Netsanet would have none of this. Every struggle needs its intellectuals close by, she believed, and she would serve the movement better this way. The proof of her determination was her resignation to the rigours of armed struggle: the travelling in the dead of night, the uncomfortable living quarters where they sometimes had to sleep on an assortment of sacks and the plain tasting food.
Cooking, washing clothes and cleaning were all done in turn. Netsanet did not mind doing her share.
“She fit right in,” says Atsede.
It was not just that. She also came up with her own initiatives, such as fighting illiteracy. One of the beneficiaries was Atsede, who could not read and write then, and did not see the point in being able to. Netsanet persuaded her otherwise.
“The war will end, and there will be two types of people,” Netsanet told Atsede then. “The educated and the uneducated. The latter will be condemned to a life of cleaning, cooking and washing clothes.”
This scared her into learning under Netsanet’s tutorship during the years of armed struggle.
“I never thought it was of any value, but she persuaded me otherwise,” says Atsede, who recently did her masters and wrote her dissertation on federalism.
Netsanet, whom many young women in the struggle looked up to, passed away on March 9, 2020, at 75 years old, after battling complications from a fall she took 10 months ago. Survived by a daughter, she was first a journalist, then a leading member in an armed struggle, before getting appointments to various positions in government offices and serving as an MP in the federal parliament.
Having lived in Germany for about half a decade before returning to join the struggle, she ended up being one of its well-known figures.
Among her most prominent roles was head of press and information at the Office of the Prime Minister during the late 1990s, minister of state for information and director of the Peace & Security Division at the Intergovernmental Authority on Development (IGAD).
One of these posts, as head of the Information Ministry, which stretched into the mid-2000s, did expose her to criticism. In defence of her party’s efforts at improving gender equality and rejecting allegations that the government is not committed to holding free and fair elections, she was at the centre of a turning point in Ethiopian politics. The subsequent deterioration of political rights after 2005 has been directly related to that election.
Indeed, while Netsanet defended her party, she did not believe it was perfect either.
"People make mistakes, and when they make mistakes, criticize them.

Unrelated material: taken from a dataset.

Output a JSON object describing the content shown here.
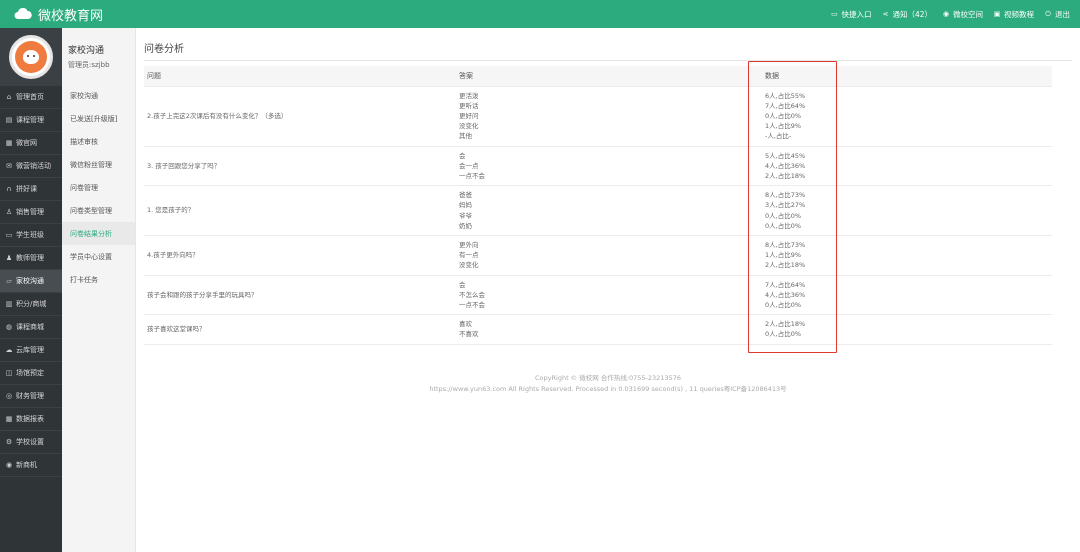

But when they do good, recognise that as well," she told the Voice of America (VoA) at the time.
One of her particular focuses was on women’s rights. She was a member of a women’s committee under parliament during her MP years, an advocate for women’s reproductive rights, especially in pastoral communities, as well as a defender of the economic and political rights of women as enshrined in the constitution.
“She used to tell us that, since we are women, we have to work for women as well,” says Workenesh W. Iyesus, a former MP that knew her since the struggle years. “She was very interested to know why women in the region were supportive of the TPLF.”
For Worknesh, this was a part of how Netsanet liked to be by the side of all of those who needed help, and women’s place in society made them a prime candidate for her attention.
“She helped out people. It was obvious because, everywhere we went, people embraced her with deep affection,” says Worknesh.
Amabaye Tewolde-medhin, her brother, agrees, using adjectives such as “humble” and “good” to describe her.
“Like everyone, she loved fine food, good conversations,” he says. “A person I will remember as having loved to help others, she particularly loved being around children.”